Helping youths to obtain those critical skills “… is the work PMIEF does that I am most excited about,” says Connie. “They won’t all become project managers, but they will be able to apply those skills in whatever they do. And those who do become project managers or undertake any facet of project management will have a real advantage when starting their careers.”
Connie became a PMP in the late 1990s, and served as a board member and president of the PMI Buffalo, NY Chapter. She has volunteered for PMI for more than two decades. “I started my PMI volunteer career at the chapter level, then moved it to the regional level where I was a region mentor, and eventually served on a number of member advisory groups and working groups in different functions at the global level,” she explains.
“Over last three years I have been an evaluator for PMIEF’s awards,” says Connie, adding, “I also serve on an advisory committee for the National Laboratory Foundation’s Scholarship Fund. Through this experience, I see students who have leadership goals, and organizational and planning skills – all synonymous with project management. It all furthers my desire to support PMIEF initiatives because I understand the value of the resources they provide and the power and potential they have to reach out to so many kids.”
Connie’s employer used to match her donations to PMIEF. However, the program has been revised to benefit organizations specific to northern New Mexico. “I have made a long-term commitment to PMIEF and so I have adjusted my donation upward to make up some of the money that would have been in the employer match,” says Connie.

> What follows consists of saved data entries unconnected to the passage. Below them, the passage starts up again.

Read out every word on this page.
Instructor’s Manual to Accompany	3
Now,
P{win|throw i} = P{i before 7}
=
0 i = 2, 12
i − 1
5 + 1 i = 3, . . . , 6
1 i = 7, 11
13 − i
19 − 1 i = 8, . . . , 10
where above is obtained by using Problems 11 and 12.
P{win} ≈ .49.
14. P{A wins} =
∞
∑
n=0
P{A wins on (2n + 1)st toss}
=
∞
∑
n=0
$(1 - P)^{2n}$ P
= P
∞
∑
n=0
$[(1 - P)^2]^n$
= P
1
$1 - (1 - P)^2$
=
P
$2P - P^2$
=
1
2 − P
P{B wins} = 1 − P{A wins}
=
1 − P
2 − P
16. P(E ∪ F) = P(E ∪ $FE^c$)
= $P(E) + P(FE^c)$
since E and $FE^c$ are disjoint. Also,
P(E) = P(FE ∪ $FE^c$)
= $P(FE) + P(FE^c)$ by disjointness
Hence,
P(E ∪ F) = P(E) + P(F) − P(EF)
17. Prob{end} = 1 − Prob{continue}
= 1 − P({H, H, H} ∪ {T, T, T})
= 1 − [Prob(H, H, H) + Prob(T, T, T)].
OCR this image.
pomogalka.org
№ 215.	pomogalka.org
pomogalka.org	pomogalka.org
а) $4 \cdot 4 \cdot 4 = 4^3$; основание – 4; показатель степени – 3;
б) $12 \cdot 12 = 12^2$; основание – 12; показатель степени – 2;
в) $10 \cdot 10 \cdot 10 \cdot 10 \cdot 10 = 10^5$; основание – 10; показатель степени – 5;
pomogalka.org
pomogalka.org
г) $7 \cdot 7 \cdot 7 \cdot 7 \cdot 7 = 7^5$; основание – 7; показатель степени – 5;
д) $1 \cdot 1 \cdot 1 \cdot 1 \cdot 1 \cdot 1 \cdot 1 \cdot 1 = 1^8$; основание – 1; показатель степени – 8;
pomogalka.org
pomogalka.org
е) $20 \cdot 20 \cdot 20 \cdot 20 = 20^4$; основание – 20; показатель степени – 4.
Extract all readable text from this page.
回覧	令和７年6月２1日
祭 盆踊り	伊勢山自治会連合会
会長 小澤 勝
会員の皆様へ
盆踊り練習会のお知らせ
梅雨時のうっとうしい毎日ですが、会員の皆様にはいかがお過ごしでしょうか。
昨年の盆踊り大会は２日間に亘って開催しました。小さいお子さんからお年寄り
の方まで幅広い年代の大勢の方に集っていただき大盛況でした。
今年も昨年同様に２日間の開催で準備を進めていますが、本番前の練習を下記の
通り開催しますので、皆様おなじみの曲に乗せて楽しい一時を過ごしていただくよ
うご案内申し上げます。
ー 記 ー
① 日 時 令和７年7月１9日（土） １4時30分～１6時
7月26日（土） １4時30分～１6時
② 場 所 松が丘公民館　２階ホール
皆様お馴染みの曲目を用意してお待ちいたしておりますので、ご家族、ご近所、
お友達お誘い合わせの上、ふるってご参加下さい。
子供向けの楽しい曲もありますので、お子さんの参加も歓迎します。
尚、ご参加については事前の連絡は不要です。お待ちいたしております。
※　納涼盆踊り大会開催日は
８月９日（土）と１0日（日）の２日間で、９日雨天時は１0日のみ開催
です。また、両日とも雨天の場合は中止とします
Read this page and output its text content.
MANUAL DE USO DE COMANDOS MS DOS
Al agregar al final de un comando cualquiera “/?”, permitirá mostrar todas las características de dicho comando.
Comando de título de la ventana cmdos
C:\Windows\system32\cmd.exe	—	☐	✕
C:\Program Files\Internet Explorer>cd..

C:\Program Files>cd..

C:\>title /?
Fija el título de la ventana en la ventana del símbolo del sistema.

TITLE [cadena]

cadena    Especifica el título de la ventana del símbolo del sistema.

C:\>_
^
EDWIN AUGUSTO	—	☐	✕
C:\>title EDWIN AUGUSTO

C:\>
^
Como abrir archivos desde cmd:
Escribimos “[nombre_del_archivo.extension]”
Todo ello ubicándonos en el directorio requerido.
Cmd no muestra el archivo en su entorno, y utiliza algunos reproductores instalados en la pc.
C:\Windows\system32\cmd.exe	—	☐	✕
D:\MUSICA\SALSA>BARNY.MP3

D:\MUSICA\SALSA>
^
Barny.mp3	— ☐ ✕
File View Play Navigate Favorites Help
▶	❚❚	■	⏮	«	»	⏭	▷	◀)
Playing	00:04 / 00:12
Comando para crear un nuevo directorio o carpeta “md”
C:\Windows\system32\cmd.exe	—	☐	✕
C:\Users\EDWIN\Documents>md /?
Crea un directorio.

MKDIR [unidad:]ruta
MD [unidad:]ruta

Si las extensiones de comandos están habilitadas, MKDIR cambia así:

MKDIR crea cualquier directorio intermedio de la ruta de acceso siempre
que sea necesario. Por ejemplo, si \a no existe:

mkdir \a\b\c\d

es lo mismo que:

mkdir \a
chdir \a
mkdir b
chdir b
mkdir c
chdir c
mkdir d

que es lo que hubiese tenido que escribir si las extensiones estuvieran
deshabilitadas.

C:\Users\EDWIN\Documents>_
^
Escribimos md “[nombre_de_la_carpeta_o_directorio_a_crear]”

“I like to think that through my own small contribution, PMIEF will be able to reach one more student, touch one more life,” she adds. “If all of us in project management contribute our own individual gifts, collectively we will enable PMIEF to further a program, develop one, and grow one.”
Married to an engineer, Connie and her husband are in the midst of constructing a new elevated steel frame deck on their home. “He handles the design aspects, and I handle the scheduling, budget, and planning,” she notes of her at-home project management efforts. Quickly pivoting back to the importance of donorship, Connie says, “To my fellow project managers I would say, this is a pretty good profession to be in. These things called careers are a primary focus in our lives; I’m lucky to have one that brings me happiness and fulfillment. I believe it is our responsibility to share our wealth or knowledge. Let’s give back some of the good we have experienced to the next generation.”